'He's no oil painting,' people say: but what I want to know is, why an oil painting, particularly?
Is an oil painting:
(that's by Agnolo Bronzino)
more flattering than a water-colour:
(that's by John Smart)
or a fresco:
(that's by Domenichino)
or gouache?
(that's Yelena Oliv by Valentin Serov)
I mean, look at that oil-painting's scowl, and that conk.
Despite the scowl and the conk (poor man - I wonder what he looked like when he wasn't paying to have an artist flatter him) Lorenzo the Magnificent wasn't actually grotesque.
This is grotesque:
http://www.publicdomainpictures.net/view-image.php?image=6844&picture=grotesque-figure
That's a bit of Chinese funerary art. The photograph is by Peter Griffin.

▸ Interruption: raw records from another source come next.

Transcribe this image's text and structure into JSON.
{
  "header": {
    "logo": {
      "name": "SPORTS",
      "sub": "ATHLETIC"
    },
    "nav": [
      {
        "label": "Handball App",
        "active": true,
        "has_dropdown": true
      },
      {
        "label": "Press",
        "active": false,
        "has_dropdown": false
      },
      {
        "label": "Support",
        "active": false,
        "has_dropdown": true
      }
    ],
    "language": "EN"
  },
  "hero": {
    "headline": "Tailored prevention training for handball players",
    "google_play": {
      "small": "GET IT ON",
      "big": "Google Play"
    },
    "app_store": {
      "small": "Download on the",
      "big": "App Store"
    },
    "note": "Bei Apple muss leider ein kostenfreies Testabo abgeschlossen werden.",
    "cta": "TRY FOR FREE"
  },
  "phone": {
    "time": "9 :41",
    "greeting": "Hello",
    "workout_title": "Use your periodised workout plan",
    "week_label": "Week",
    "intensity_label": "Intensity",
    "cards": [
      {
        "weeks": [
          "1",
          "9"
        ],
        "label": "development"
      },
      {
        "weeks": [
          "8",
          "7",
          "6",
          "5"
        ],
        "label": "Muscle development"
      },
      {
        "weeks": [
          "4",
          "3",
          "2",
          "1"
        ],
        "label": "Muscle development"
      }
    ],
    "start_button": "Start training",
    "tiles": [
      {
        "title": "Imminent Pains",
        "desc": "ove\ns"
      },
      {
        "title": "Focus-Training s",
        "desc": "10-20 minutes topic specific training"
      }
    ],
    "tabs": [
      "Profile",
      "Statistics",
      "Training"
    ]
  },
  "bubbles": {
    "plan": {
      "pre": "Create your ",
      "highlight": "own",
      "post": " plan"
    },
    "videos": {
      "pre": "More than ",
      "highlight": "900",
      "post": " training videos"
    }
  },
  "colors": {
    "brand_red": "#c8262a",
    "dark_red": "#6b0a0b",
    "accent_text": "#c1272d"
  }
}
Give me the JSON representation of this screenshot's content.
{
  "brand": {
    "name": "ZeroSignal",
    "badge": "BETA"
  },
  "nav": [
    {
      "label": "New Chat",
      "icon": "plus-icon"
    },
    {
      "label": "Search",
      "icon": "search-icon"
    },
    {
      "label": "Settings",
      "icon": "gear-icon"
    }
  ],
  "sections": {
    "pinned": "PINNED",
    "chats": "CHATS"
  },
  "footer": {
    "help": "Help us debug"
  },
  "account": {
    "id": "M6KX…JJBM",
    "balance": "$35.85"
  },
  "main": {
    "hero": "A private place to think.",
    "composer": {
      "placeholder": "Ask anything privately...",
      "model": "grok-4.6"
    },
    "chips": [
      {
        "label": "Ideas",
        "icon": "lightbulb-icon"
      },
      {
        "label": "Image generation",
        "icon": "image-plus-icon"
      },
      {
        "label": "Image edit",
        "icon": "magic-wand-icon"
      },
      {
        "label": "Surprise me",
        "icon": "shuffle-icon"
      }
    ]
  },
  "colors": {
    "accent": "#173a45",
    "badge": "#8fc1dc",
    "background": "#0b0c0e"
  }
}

These are grotesques, too:
that's Grossmünster Church, Zurich, photo by Gleen Johnson.
Yes, a grotesque is a figure that's been distorted to make it look, well, grotesque.
The word grotesque isn't anythng to do with churches or tombs, though.
The Old Italian [pittura] grotesca comes from grotta, which means cave. So something grotesque is really to be found in caves.
Like this:
That's from the caves at Mogao.
And that's really grotesque.
Thing Not To Do Today: be grotesque. This is easy. Don't grow any of your features to triple their usual size, and keep out of caves.
Grotta is from the Late Latin crypta, which means vault.
Gosh I've enjoyed all these pictures! And as for the expression 'no oil painting' I reckon it came from the fact that saying just 'painting' means the sentence lacks a certain rhythm...He's no painting...well, it might work. I'm going for 'He's no gouache' from now on and see if that catches on!